Ein Leben auf See

„Ich habe schon als Kind aus Zeitschriften Matrosen mit der Schere ausgeschnitten“, erinnert Günther Stenmanns sich gerne zurück an die schon früh beginnende Liebe zur Schifffahrt. Stenmanns feierte am Dienstag seinen 94. Geburtstag, seine letzte Weltreise ist nicht einmal zehn Jahre her. Geboren ist der ehemalige zweite Steuermann am 15. Oktober 1925 in Wetten, lange war er nach seiner Schulzeit auf See unterwegs und nun lebt er seit einigen Jahren im Haus für Senioren Regina Pacis in Kevelaer.

Stolz hält Günther Stenmanns auch heute noch seine Bescheinigung der Lehre als Schiffsjunge in der Hand, die er 1941 begann. Warum es damals nur zwei Jahre anstatt drei Lehrjahre waren, daran erinnert der 94-Jährige sich noch genau: „Wären wir inzwischen in den Krieg gekommen, hätten wir nichts in der Hand gehabt.“ Mit 17 Jahren wurde er eingezogen und ab 1943 arbeitete Stenmanns nach einigen Lehrgängen auf einem U-Boot. „Ich kam gar nicht mehr nach Hause“, erinnert er sich.

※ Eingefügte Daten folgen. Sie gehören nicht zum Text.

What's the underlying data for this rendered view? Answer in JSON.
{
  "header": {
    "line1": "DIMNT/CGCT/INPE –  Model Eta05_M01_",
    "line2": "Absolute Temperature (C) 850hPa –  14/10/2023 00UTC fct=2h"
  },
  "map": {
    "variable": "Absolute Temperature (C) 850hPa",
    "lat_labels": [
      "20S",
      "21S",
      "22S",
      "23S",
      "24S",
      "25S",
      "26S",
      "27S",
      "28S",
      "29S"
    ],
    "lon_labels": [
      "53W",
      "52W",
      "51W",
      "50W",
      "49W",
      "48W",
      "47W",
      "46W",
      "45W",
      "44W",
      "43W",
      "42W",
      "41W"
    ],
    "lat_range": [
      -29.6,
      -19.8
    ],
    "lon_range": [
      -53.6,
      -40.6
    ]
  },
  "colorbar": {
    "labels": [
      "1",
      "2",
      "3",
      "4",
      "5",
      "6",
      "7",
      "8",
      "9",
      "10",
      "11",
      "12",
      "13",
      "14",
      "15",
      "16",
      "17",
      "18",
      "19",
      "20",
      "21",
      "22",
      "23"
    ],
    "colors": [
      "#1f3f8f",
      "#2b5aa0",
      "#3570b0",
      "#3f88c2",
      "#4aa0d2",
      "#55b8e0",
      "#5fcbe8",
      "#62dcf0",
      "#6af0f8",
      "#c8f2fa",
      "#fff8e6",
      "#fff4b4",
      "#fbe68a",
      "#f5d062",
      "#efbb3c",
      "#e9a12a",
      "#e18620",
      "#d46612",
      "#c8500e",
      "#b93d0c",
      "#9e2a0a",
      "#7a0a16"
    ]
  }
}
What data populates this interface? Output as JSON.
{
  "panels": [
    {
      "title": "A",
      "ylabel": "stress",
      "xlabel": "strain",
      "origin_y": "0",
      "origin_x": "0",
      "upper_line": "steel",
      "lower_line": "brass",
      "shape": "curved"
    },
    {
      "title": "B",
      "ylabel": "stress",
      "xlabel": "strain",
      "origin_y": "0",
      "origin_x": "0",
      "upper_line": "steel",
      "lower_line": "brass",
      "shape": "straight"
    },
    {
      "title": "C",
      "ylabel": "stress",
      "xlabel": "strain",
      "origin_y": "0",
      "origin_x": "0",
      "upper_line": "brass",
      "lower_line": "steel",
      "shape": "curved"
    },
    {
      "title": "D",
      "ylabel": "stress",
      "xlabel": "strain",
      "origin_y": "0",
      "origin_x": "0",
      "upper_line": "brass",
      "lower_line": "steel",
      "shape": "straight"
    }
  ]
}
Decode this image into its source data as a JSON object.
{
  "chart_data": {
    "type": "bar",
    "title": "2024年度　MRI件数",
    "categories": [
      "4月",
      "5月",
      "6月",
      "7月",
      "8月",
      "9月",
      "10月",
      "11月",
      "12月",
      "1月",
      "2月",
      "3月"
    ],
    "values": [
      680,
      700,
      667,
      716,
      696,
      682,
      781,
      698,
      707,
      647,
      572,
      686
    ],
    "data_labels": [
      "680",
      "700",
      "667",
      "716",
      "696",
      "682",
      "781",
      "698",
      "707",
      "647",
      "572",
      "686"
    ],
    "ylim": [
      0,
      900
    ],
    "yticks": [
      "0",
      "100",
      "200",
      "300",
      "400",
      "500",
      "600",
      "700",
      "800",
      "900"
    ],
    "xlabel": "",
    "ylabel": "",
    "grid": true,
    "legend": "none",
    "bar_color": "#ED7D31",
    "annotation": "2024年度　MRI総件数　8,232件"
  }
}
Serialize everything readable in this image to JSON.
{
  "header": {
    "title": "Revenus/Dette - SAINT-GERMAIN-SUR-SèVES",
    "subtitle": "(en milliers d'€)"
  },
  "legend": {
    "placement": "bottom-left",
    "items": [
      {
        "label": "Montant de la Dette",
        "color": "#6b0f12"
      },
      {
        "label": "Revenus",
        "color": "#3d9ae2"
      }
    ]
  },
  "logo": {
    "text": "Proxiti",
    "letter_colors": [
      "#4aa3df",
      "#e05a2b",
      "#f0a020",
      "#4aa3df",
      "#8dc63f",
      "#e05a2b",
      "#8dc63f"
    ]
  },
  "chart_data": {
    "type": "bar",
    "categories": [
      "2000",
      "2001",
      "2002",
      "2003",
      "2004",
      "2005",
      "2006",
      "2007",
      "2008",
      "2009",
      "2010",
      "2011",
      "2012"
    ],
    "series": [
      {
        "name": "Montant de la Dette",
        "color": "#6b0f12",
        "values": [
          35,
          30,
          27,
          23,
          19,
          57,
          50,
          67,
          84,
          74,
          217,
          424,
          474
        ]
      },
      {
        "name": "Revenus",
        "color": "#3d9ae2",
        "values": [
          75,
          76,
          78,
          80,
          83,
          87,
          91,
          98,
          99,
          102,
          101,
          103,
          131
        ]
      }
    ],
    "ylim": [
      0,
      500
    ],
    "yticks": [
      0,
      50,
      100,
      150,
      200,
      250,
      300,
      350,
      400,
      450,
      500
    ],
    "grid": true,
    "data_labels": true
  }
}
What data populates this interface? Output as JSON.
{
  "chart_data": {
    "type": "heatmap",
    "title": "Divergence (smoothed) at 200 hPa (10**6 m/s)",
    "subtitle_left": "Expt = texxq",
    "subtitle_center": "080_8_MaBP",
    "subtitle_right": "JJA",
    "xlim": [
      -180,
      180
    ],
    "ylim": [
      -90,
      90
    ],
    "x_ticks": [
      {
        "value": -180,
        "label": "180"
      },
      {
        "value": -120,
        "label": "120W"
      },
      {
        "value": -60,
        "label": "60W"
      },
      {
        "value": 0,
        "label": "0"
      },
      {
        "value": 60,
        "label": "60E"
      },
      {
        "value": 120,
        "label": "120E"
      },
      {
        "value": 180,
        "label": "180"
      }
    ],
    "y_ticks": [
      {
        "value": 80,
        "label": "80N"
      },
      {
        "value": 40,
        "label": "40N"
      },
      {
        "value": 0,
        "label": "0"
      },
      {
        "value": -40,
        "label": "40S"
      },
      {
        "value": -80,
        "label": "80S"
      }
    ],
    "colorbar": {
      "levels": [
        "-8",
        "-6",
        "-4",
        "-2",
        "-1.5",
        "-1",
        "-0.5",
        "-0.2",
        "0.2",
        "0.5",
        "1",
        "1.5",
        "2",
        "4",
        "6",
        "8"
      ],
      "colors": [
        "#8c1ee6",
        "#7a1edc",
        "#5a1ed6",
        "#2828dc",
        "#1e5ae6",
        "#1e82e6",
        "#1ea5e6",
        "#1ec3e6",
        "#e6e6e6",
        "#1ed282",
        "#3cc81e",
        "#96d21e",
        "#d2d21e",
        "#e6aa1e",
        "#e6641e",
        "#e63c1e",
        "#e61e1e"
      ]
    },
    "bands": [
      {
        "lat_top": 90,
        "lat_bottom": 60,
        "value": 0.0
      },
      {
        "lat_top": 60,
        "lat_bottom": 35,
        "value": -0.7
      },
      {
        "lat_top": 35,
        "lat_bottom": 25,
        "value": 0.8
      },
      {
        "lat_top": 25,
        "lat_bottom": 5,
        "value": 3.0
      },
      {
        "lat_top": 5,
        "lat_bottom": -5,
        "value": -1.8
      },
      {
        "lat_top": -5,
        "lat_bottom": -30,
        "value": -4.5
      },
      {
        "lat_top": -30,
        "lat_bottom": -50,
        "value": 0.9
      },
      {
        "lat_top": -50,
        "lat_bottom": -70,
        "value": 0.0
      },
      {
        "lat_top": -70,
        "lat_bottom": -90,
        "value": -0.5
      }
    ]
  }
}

Im Jahr 1964 hörte er auf mit der Schifffahrt. Irgendwann hatte er ein ganz besonderes Verlangen: „Ich hatte den Wunsch, einmal um die Welt zu fahren.“ Angetrieben von Karel Gotts Lied „Einmal um die ganze Welt“, machte er mit 80 Jahren seine erste Weltreise – 180 Tage auf See. Fünf Jahre später, erzählt Stenmanns, veranlasste ihn erneut ein Lied zur Reise – Hans Albers mit seinem Song „Einmal noch nach Bombay“. „Einmal durch den Suez und durch den Panama“ heißt es in dem Lied. Kurzerhand ist der damals 85-Jährige dann ins Reisebüro gegangen und „dann bin ich mit 85 noch durch den Suez und den Panama-Kanal.“ Ein halbes Jahr habe die Reise gedauert.

Zusammenbruch und Herzprobleme

Neben der Musik, die Stenmanns damals ermutigte, war es der einfache Wunsch: „Ich wollte rund um die Welt.“ Mit 86 Jahren startete er schließlich noch eine dritte Weltreise – leider kam er diesmal auf anderem Wege zurück nach Deutschland als geplant. Ein Zusammenbruch und Herzprobleme haben ihn damals außer Gefecht gesetzt, „sodass ein mehrwöchiger Krankenhausaufenthalt in Argentinien folgte“, erzählt Stenmanns. An diese Reise erinnert der 94-Jährige sich noch heute genau. Er sei damals mit dem Flugzeug nach Amsterdam geflogen worden, anschließend folgte ein Transport nach Düsseldorf und eine Fahrt mit dem Krankenwagen nach Kleve und schließlich habe er einen Herzschrittmacher bekommen.

Seitdem reist Stenmanns nicht mehr, seine Sehkraft hat der 94-Jährige fast gänzlich verloren. Auch wenn ein bisschen Wehmut mitschwingt, der ehemalige Schiffsjunge blickt mit Freude auf die Zeit zurück: „Ich bin dankbar, dass ich das alles noch erleben konnte.“ Heute ist er im Regina Pacis in Kevelaer sehr glücklich. Trotz seiner fehlenden Sehkraft ist Stenmanns selbstständig. Nicht nur, dass er selbst seine Geburtstagsorganisation in die Hand nimmt – Stenmanns geht, erzählt er, jeden Tag „wenn ich gefrühstückt habe, durch Kevelaer an die frische Luft“ und am Nachmittag setzt er sich auf eine Bank am Museum. Für seine Eigenständigkeit ist der 94-Jährige dankbar. Seinen Geburtstag feierte er am Dienstag im kleinen Kreise beim Kuchenessen im Regina Pacis.